With help from his team, Watson is winning the inner battle. He’s mellowed enough for his scores to be an expression of his talent. He resembles not so much the anger-management candidate who didn’t win a tournament at Georgia or on the Nationwide, but the phenom who had five wins at Faulkner Community College.
He’s still a goofball. Father, husband, born-again Christian — he will always be the kid who knocked plastic golf balls around his house and shot 62 at age 12. He’s still never had a lesson. He believes he has ADHD, but hasn’t had it officially diagnosed, nor has he turned himself over to doctors for treatment. His honesty and approachability served him well on a whirlwind media tour of New York. Asked by David Letterman to describe his game, Watson said, “Awesome.”
“I haven't read any articles,” he said Tuesday, alluding to his post-Masters popularity. “I saw my shows, because I'm awesome so I had to see those.”
Awesome is more than a 40-yard hook out of the trees. Those all-white, Travis Mathew outfits he wore at the Masters? They were auctioned off for charity, part of Watson’s “Drive to a Million” campaign. Ditto for the 5,000 Bubba-pink drivers Ping is selling. Watson said Tuesday he’s launching “Bubba Bash,” a concert to raise money for a medical center in Africa. So yes, he’s awesome, and maybe he always was, but with fewer rough edges, the word is getting out.
Short game
Jason Dufner, who is still looking for his first Tour win, shot a final-round 66 to finish T3 at the Zurich Classic at TPC Louisiana last year. He was T7 in 2010, and T9 in ’09. … John Huh and Brandt Snedeker withdrew from the Zurich, as did Boo Weekley, for medical reasons.

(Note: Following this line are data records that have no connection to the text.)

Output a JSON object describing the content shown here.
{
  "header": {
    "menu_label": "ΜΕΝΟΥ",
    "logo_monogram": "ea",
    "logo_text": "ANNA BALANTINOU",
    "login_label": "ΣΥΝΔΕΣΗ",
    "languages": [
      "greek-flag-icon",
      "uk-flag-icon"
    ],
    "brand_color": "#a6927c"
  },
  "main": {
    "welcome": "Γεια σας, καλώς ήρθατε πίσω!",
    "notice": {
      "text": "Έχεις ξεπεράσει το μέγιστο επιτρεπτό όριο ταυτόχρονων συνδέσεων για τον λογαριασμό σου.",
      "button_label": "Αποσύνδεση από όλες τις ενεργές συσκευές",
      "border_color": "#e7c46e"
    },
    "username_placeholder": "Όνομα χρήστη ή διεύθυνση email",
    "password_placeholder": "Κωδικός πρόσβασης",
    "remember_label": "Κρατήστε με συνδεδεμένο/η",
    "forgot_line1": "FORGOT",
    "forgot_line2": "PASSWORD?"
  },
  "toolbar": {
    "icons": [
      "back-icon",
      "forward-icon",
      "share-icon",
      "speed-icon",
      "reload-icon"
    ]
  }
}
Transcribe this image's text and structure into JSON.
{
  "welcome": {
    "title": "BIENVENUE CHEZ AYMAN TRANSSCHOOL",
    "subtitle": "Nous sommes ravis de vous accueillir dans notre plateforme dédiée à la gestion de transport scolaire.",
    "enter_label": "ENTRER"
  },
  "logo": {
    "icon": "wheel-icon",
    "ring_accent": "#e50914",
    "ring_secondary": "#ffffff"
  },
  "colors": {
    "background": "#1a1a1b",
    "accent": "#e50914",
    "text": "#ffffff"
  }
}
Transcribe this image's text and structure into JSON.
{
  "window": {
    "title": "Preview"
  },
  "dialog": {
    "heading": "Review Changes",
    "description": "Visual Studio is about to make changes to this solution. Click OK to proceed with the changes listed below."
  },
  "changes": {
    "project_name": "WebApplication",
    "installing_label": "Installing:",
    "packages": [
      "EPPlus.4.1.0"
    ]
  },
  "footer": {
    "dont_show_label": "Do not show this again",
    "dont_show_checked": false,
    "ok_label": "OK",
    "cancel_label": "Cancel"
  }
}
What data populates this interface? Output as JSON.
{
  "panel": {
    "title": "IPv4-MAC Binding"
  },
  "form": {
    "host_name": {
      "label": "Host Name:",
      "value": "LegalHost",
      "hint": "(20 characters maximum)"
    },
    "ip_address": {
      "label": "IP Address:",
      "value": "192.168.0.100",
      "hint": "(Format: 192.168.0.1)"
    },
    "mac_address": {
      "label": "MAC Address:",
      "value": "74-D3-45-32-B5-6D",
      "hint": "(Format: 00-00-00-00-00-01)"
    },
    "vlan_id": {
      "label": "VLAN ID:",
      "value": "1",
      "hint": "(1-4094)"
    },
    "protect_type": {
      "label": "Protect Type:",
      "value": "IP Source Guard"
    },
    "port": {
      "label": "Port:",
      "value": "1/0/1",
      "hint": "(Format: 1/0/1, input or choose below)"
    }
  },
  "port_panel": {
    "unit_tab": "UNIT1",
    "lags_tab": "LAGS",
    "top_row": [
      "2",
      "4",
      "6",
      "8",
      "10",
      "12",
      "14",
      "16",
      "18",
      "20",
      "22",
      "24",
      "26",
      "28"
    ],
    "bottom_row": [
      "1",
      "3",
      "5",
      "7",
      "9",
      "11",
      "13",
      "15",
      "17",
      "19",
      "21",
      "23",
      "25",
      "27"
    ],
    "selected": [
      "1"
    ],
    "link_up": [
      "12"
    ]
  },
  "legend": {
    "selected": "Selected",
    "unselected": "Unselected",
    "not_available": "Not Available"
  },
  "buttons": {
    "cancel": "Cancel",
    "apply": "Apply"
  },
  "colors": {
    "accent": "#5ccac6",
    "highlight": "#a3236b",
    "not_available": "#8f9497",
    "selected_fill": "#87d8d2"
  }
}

Weekley’s spot was given to John Daly. … The Nationwide tour resumes this week with the South Georgia Classic at 7,781-yard Kinderlou Forest Golf Club, the longest course on the PGA or Nationwide tours this year. … Andres Gonzales leads the Nationwide money list with $195,810, or a little more than what Hunter Haas, Ryan Moore and Cameron Tringale received for finishing T8 at last week’s Valero Texas Open on the PGA Tour. … Ian Poulter, who is coming off a career-best seventh-place finish at the Masters, and who won in Hong Kong in 2010 and Singapore in ’09, will be among the favorites at the European tour’s Ballantine’s Championship at Blackstone Golf Club near Seoul. Also in the field: Adam Scott, whose eight Euro tour wins include four in Asia. … Americans have won twice — Jessica Korda in Australia on Feb. 12, and Angela Stanford in Singapore on Feb. 26 — in seven LPGA tournaments this year. This week’s Mobile Bay (Ala.) LPGA Classic at RTJ Golf Trail will feature Paula Creamer, Cristie Kerr, Christina Kim and Lexi Thompson. … The Champions tour, where Michael Allen has won the last two weeks, is dark.

Correction: An earlier version of this article listed Angela Stanford as the only American to win on the LPGA in 2012. Jessica Korda won the women's Australian Open in February.